The structural, magnetic, and magnetocaloric properties of Ni0.7R0.1Mn0.1Fe1.1O3+x (R = Cr, Ru, and La) oxide nanostructures were systematically investigated and compared with pristine Fe2O3. All compounds were synthesized via an entropy-assisted sol–gel route and labeled as S1, S2, S3, and S0, respectively. The nanoparticles exhibited irregular morphologies, a tendency toward agglomeration, and a broad size distribution ranging from 10 to 120 nm. EDS analysis confirmed the expected stoichiometry, with configurational entropy values near 1R. Rietveld refinement of XRD data revealed that S1(Cr) and S3(La) crystallize in a single-phase cubic spinel structure (Fd3¯m space group), whereas S2 (Ru) exhibits a mixed spinel-tetragonal structure, consistent with Raman analysis.

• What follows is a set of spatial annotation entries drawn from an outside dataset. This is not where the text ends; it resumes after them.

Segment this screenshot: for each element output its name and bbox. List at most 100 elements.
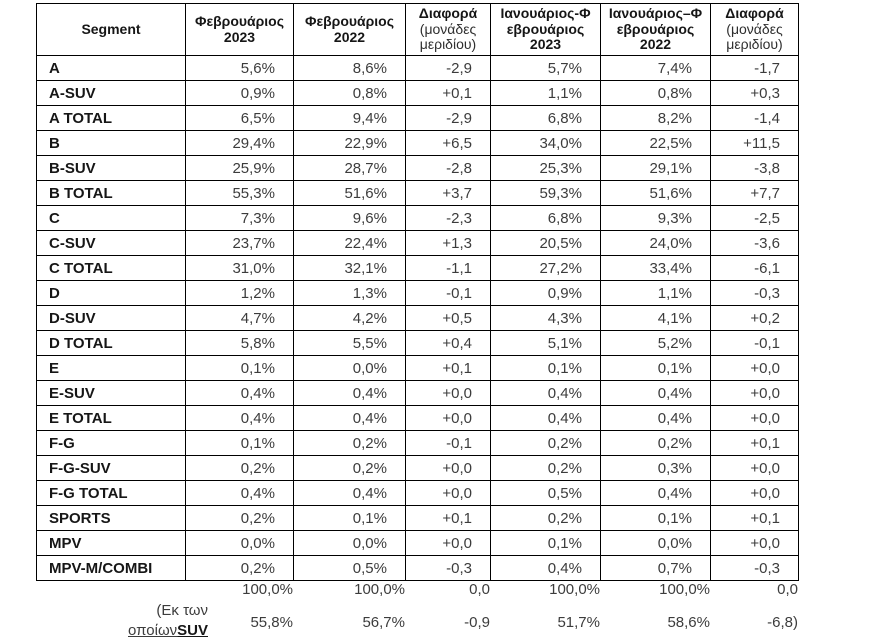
segment-label: C <box>36 205 186 232</box>
suv-share-label-line1: (Εκ των <box>156 602 208 620</box>
segment-label: B TOTAL <box>36 180 186 207</box>
value-cell: 0,4% <box>490 405 601 432</box>
value-cell: 0,1% <box>490 355 601 382</box>
col-header-diff-ytd-sublabel: (μονάδες μεριδίου) <box>726 20 783 53</box>
table-row: E 0,1% 0,0% +0,1 0,1% 0,1% +0,0 <box>36 355 799 382</box>
value-cell: 5,7% <box>490 55 601 82</box>
table-row: B 29,4% 22,9% +6,5 34,0% 22,5% +11,5 <box>36 130 799 157</box>
value-cell: -1,7 <box>710 55 799 82</box>
table-row: C 7,3% 9,6% -2,3 6,8% 9,3% -2,5 <box>36 205 799 232</box>
value-cell: 9,3% <box>600 205 711 232</box>
grand-total-value: 0,0 <box>469 581 490 598</box>
value-cell: -0,3 <box>710 555 799 582</box>
value-cell: +0,1 <box>710 430 799 457</box>
suv-share-label: (Εκ των οποίωνSUV <box>36 601 208 639</box>
table-row: SPORTS 0,2% 0,1% +0,1 0,2% 0,1% +0,1 <box>36 505 799 532</box>
table-row: C TOTAL 31,0% 32,1% -1,1 27,2% 33,4% -6,1 <box>36 255 799 282</box>
value-cell: 51,6% <box>600 180 711 207</box>
value-cell: +0,5 <box>405 305 491 332</box>
value-cell: 22,5% <box>600 130 711 157</box>
table-row: A 5,6% 8,6% -2,9 5,7% 7,4% -1,7 <box>36 55 799 82</box>
value-cell: 5,5% <box>293 330 406 357</box>
value-cell: 0,4% <box>185 480 294 507</box>
value-cell: +0,0 <box>405 530 491 557</box>
value-cell: 0,4% <box>293 380 406 407</box>
table-row: D TOTAL 5,8% 5,5% +0,4 5,1% 5,2% -0,1 <box>36 330 799 357</box>
value-cell: 1,1% <box>600 280 711 307</box>
value-cell: 0,1% <box>185 355 294 382</box>
value-cell: -1,4 <box>710 105 799 132</box>
table-row: B-SUV 25,9% 28,7% -2,8 25,3% 29,1% -3,8 <box>36 155 799 182</box>
value-cell: 0,2% <box>293 455 406 482</box>
value-cell: 7,3% <box>185 205 294 232</box>
suv-share-label-cell: (Εκ των οποίωνSUV <box>36 601 208 639</box>
value-cell: +0,1 <box>710 505 799 532</box>
value-cell: -1,1 <box>405 255 491 282</box>
value-cell: +0,0 <box>710 380 799 407</box>
value-cell: 0,8% <box>600 80 711 107</box>
grand-total-row: 100,0% 100,0% 0,0 100,0% 100,0% 0,0 <box>36 578 798 601</box>
segment-label: B-SUV <box>36 155 186 182</box>
value-cell: -0,1 <box>710 330 799 357</box>
segment-label: MPV-M/COMBI <box>36 555 186 582</box>
value-cell: 24,0% <box>600 230 711 257</box>
grand-total-value: 100,0% <box>242 581 293 598</box>
value-cell: 0,8% <box>293 80 406 107</box>
value-cell: 33,4% <box>600 255 711 282</box>
segment-label: F-G TOTAL <box>36 480 186 507</box>
value-cell: 5,8% <box>185 330 294 357</box>
value-cell: 29,1% <box>600 155 711 182</box>
value-cell: 0,0% <box>185 530 294 557</box>
value-cell: +0,0 <box>405 480 491 507</box>
value-cell: -3,8 <box>710 155 799 182</box>
col-header-feb-2023: Φεβρουάριος 2023 <box>185 2 294 57</box>
value-cell: +0,0 <box>710 455 799 482</box>
value-cell: 0,2% <box>490 430 601 457</box>
value-cell: +0,0 <box>710 405 799 432</box>
table-row: F-G TOTAL 0,4% 0,4% +0,0 0,5% 0,4% +0,0 <box>36 480 799 507</box>
value-cell: 0,0% <box>600 530 711 557</box>
value-cell: 29,4% <box>185 130 294 157</box>
suv-share-value: 55,8% <box>250 613 293 631</box>
value-cell: +0,0 <box>710 530 799 557</box>
value-cell: 1,1% <box>490 80 601 107</box>
value-cell: 28,7% <box>293 155 406 182</box>
value-cell: +0,0 <box>405 455 491 482</box>
value-cell: 0,4% <box>600 480 711 507</box>
suv-share-label-line2: οποίωνSUV <box>128 622 208 639</box>
value-cell: 0,9% <box>490 280 601 307</box>
value-cell: 25,3% <box>490 155 601 182</box>
suv-share-label-line2-text: οποίων <box>128 621 178 639</box>
value-cell: 0,1% <box>600 505 711 532</box>
value-cell: 51,6% <box>293 180 406 207</box>
value-cell: 0,4% <box>490 555 601 582</box>
value-cell: 8,2% <box>600 105 711 132</box>
col-header-janfeb-2022-label: Ιανουάριος–Φ εβρουάριος 2022 <box>608 5 703 53</box>
value-cell: 0,4% <box>293 480 406 507</box>
col-header-janfeb-2023-label: Ιανουάριος-Φ εβρουάριος 2023 <box>500 5 591 53</box>
table-row: C-SUV 23,7% 22,4% +1,3 20,5% 24,0% -3,6 <box>36 230 799 257</box>
suv-share-value: 56,7% <box>362 613 405 631</box>
value-cell: 0,2% <box>185 505 294 532</box>
value-cell: +6,5 <box>405 130 491 157</box>
segment-label: MPV <box>36 530 186 557</box>
value-cell: +0,1 <box>405 505 491 532</box>
value-cell: 0,0% <box>293 530 406 557</box>
col-header-feb-2023-label: Φεβρουάριος 2023 <box>194 12 285 45</box>
value-cell: 0,1% <box>600 355 711 382</box>
table-row: MPV 0,0% 0,0% +0,0 0,1% 0,0% +0,0 <box>36 530 799 557</box>
value-cell: -2,5 <box>710 205 799 232</box>
value-cell: 0,1% <box>490 530 601 557</box>
value-cell: -6,1 <box>710 255 799 282</box>
value-cell: 59,3% <box>490 180 601 207</box>
value-cell: 34,0% <box>490 130 601 157</box>
value-cell: -0,1 <box>405 430 491 457</box>
value-cell: +0,4 <box>405 330 491 357</box>
value-cell: +3,7 <box>405 180 491 207</box>
value-cell: 9,4% <box>293 105 406 132</box>
value-cell: 4,7% <box>185 305 294 332</box>
segment-label: A TOTAL <box>36 105 186 132</box>
value-cell: 0,4% <box>600 405 711 432</box>
col-header-diff-ytd-label: Διαφορά <box>725 5 784 21</box>
value-cell: +0,1 <box>405 355 491 382</box>
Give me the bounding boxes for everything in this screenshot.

HRTEM and SAED images displayed well-defined lattice fringes and dislocations, and XPS analysis identified multiple oxidation states associated with configurational disorder. Magnetic measurements indicated second-order magnetic transitions near 230 K for S1 through S3, as verified by Arrott plots and n-parameter analysis, whereas the pristine Fe2O3 sample exhibited a first-order spin-canted transition around 237 K. The maximum magnetic entropy change (|ΔSM|) reached 1.55 J kg−1 K−1 for S2, followed by S1 (1.11 J kg−1 K−1) and S3 (0.75 J kg−1 K−1), with RCPs of 24.78, 15.75, and 12.01 J kg−1 at 5 T, respectively. Estimated TEC and NRC values for the oxide nanostructures are in good agreement with the corresponding RCP and the |ΔSM|, confirming the consistency of the magnetocaloric assessment. The findings demonstrate that cationic disorder and entropy-driven lattice distortion significantly enhance the magnetocaloric performance of these non-equiatomic high-entropy oxides.